SWE-Bench Verified Is Now Live on Codeset
SWE-Bench Verified is now available on the Codeset platform, making the most widely used benchmark for evaluating real-world software engineering tasks easier than ever to run.
Introducing SWE-Bench Verified on the Codeset Platform
We're excited to announce that SWE-Bench Verified is now available on the Codeset platform!
SWE-Bench Verified is the most widely adopted benchmark for evaluating code agents on real-world software engineering tasks and it is now easier than ever to run it. With just a few lines of code, you can programatically setup a session with one of the 500 samples in SWE-Bench Verified, interact with it, and verify if the instance has been solved.
import os
from codeset import Codeset
# Initialize client with your API key
client = Codeset(api_key=os.getenv("CODESET_API_KEY"))
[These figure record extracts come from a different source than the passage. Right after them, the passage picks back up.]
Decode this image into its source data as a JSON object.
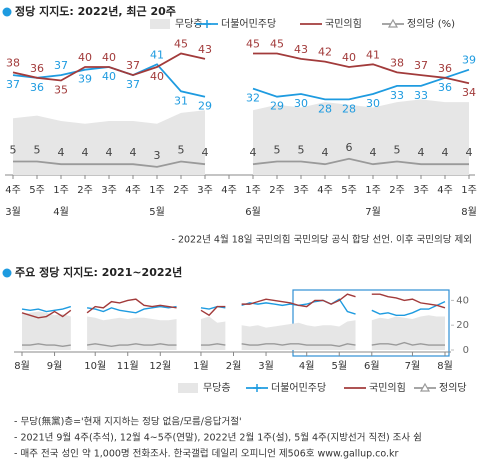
{
  "chart_data": [
    {
      "type": "line",
      "title": "정당 지지도: 2022년, 최근 20주",
      "categories": [
        "4주",
        "5주",
        "1주",
        "2주",
        "3주",
        "4주",
        "1주",
        "2주",
        "3주",
        "4주",
        "1주",
        "2주",
        "3주",
        "4주",
        "5주",
        "1주",
        "2주",
        "3주",
        "4주",
        "1주"
      ],
      "category_groups": [
        "3월",
        null,
        "4월",
        null,
        null,
        null,
        "5월",
        null,
        null,
        null,
        "6월",
        null,
        null,
        null,
        null,
        "7월",
        null,
        null,
        null,
        "8월"
      ],
      "ylim": [
        0,
        50
      ],
      "series": [
        {
          "name": "무당층",
          "color": "#e6e6e6",
          "style": "area",
          "values": [
            21,
            22,
            20,
            19,
            20,
            20,
            19,
            23,
            24,
            null,
            24,
            26,
            25,
            27,
            26,
            25,
            27,
            28,
            27,
            27
          ]
        },
        {
          "name": "더불어민주당",
          "color": "#1e9be0",
          "values": [
            37,
            36,
            37,
            39,
            40,
            37,
            41,
            31,
            29,
            null,
            32,
            29,
            30,
            28,
            28,
            30,
            33,
            33,
            36,
            39
          ]
        },
        {
          "name": "국민의힘",
          "color": "#a23b3b",
          "values": [
            38,
            36,
            35,
            40,
            40,
            37,
            40,
            45,
            43,
            null,
            45,
            45,
            43,
            42,
            40,
            41,
            38,
            37,
            36,
            34
          ]
        },
        {
          "name": "정의당 (%)",
          "color": "#9a9a9a",
          "values": [
            5,
            5,
            4,
            4,
            4,
            4,
            3,
            5,
            4,
            null,
            4,
            5,
            5,
            4,
            6,
            4,
            5,
            4,
            4,
            4
          ]
        }
      ],
      "note": "- 2022년 4월 18일 국민의힘 국민의당 공식 합당 선언. 이후 국민의당 제외"
    },
    {
      "type": "line",
      "title": "주요 정당 지지도: 2021~2022년",
      "categories": [
        "8월",
        null,
        null,
        null,
        "9월",
        null,
        null,
        null,
        null,
        "10월",
        null,
        null,
        null,
        "11월",
        null,
        null,
        null,
        "12월",
        null,
        null,
        null,
        null,
        "1월",
        null,
        null,
        null,
        "2월",
        null,
        null,
        null,
        "3월",
        null,
        null,
        null,
        null,
        "4월",
        null,
        null,
        null,
        "5월",
        null,
        null,
        null,
        "6월",
        null,
        null,
        null,
        null,
        "7월",
        null,
        null,
        null,
        "8월"
      ],
      "ylim": [
        0,
        50
      ],
      "yticks": [
        40,
        20,
        0
      ],
      "series": [
        {
          "name": "무당층",
          "color": "#e6e6e6",
          "style": "area",
          "values": [
            29,
            30,
            31,
            30,
            28,
            29,
            27,
            null,
            27,
            26,
            24,
            25,
            26,
            25,
            26,
            26,
            25,
            24,
            24,
            25,
            null,
            null,
            25,
            27,
            22,
            23,
            null,
            20,
            19,
            20,
            18,
            19,
            20,
            21,
            22,
            20,
            19,
            20,
            20,
            19,
            23,
            24,
            null,
            24,
            26,
            25,
            27,
            26,
            25,
            27,
            28,
            27,
            27
          ]
        },
        {
          "name": "더불어민주당",
          "color": "#1e9be0",
          "values": [
            33,
            32,
            33,
            31,
            32,
            33,
            35,
            null,
            34,
            33,
            31,
            34,
            32,
            31,
            30,
            33,
            34,
            35,
            34,
            35,
            null,
            null,
            34,
            33,
            35,
            34,
            null,
            36,
            38,
            37,
            38,
            37,
            36,
            37,
            36,
            37,
            39,
            40,
            37,
            41,
            31,
            29,
            null,
            32,
            29,
            30,
            28,
            28,
            30,
            33,
            33,
            36,
            39
          ]
        },
        {
          "name": "국민의힘",
          "color": "#a23b3b",
          "values": [
            30,
            28,
            26,
            27,
            31,
            27,
            32,
            null,
            30,
            35,
            34,
            39,
            38,
            40,
            41,
            36,
            35,
            36,
            35,
            34,
            null,
            null,
            32,
            28,
            35,
            35,
            null,
            37,
            37,
            39,
            41,
            40,
            39,
            38,
            36,
            35,
            40,
            40,
            37,
            40,
            45,
            43,
            null,
            45,
            45,
            43,
            42,
            40,
            41,
            38,
            37,
            36,
            34
          ]
        },
        {
          "name": "정의당",
          "color": "#9a9a9a",
          "values": [
            4,
            4,
            5,
            4,
            4,
            3,
            4,
            null,
            4,
            5,
            4,
            3,
            4,
            4,
            5,
            4,
            4,
            5,
            4,
            4,
            null,
            null,
            4,
            4,
            5,
            4,
            null,
            5,
            4,
            4,
            5,
            5,
            4,
            5,
            5,
            4,
            4,
            4,
            4,
            3,
            5,
            4,
            null,
            4,
            5,
            5,
            4,
            6,
            4,
            5,
            4,
            4,
            4
          ]
        }
      ],
      "notes": [
        "- 무당(無黨)층='현재 지지하는 정당 없음/모름/응답거절'",
        "- 2021년 9월 4주(추석), 12월 4~5주(연말), 2022년 2월 1주(설), 5월 4주(지방선거 직전) 조사 쉼",
        "- 매주 전국 성인 약 1,000명 전화조사. 한국갤럽 데일리 오피니언 제506호 www.gallup.co.kr"
      ]
    }
  ]
}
# Create a session for a task
session = client.sessions.create(
dataset="swe-bench-verified",
sample_id="astropy__astropy-12907",
)
# Interact with the environment
response = client.sessions.execute_command(
session_id=session.session_id,
command="ls -lah"
)
print(response.stdout)
result = client.sessions.str_replace(
session_id=session.session_id,
file_path="astropy/modeling/separable.py",
str_to_replace="cright[-right.shape[0]:, -right.shape[1]:] = 1",
str_to_insert="cright[-right.shape[0]:, -right.shape[1]:] = right"
)
print(result)
# Run the tests and verify the solution
verify = client.sessions.verify.start(session_id=session.session_id)
assert verify.result.is_success
print("Verification successful!")
client.sessions.close(session_id=session.session_id)You can start running evaluations immediately and integrate them directly into your benchmarking pipeline. Whether you are already using SWE-Bench Verified or just getting started, Codeset provides the easiest way to run and scale your evaluations.
Sign up today and get $5 free credits to try out running your evaluations on the Codeset platform!
Fixing issues with the SWE-Bench Dataset
While integrating SWE-Bench Verified into our platform, we encountered several problematic instances that have also been identified by the community:
- psf__requests-1724: #324, #484
- django__django-10097: #487
- astropy__astropy-8707: #484
- astropy__astropy-8872: #484
Additionally, we have fixed issues related to the PASS_TO_PASS and FAIL_TO_PASS test lists in our own version of the SWE-bench Verified dataset on HuggingFace for the following instances:
- astropy__astropy-7606
- matplotlib__matplotlib-22719
- django__django-7530: #502
We believe maintaining a high-quality benchmark is essential for meaningful evaluations, and we're committed to helping improve SWE-Bench for the entire community.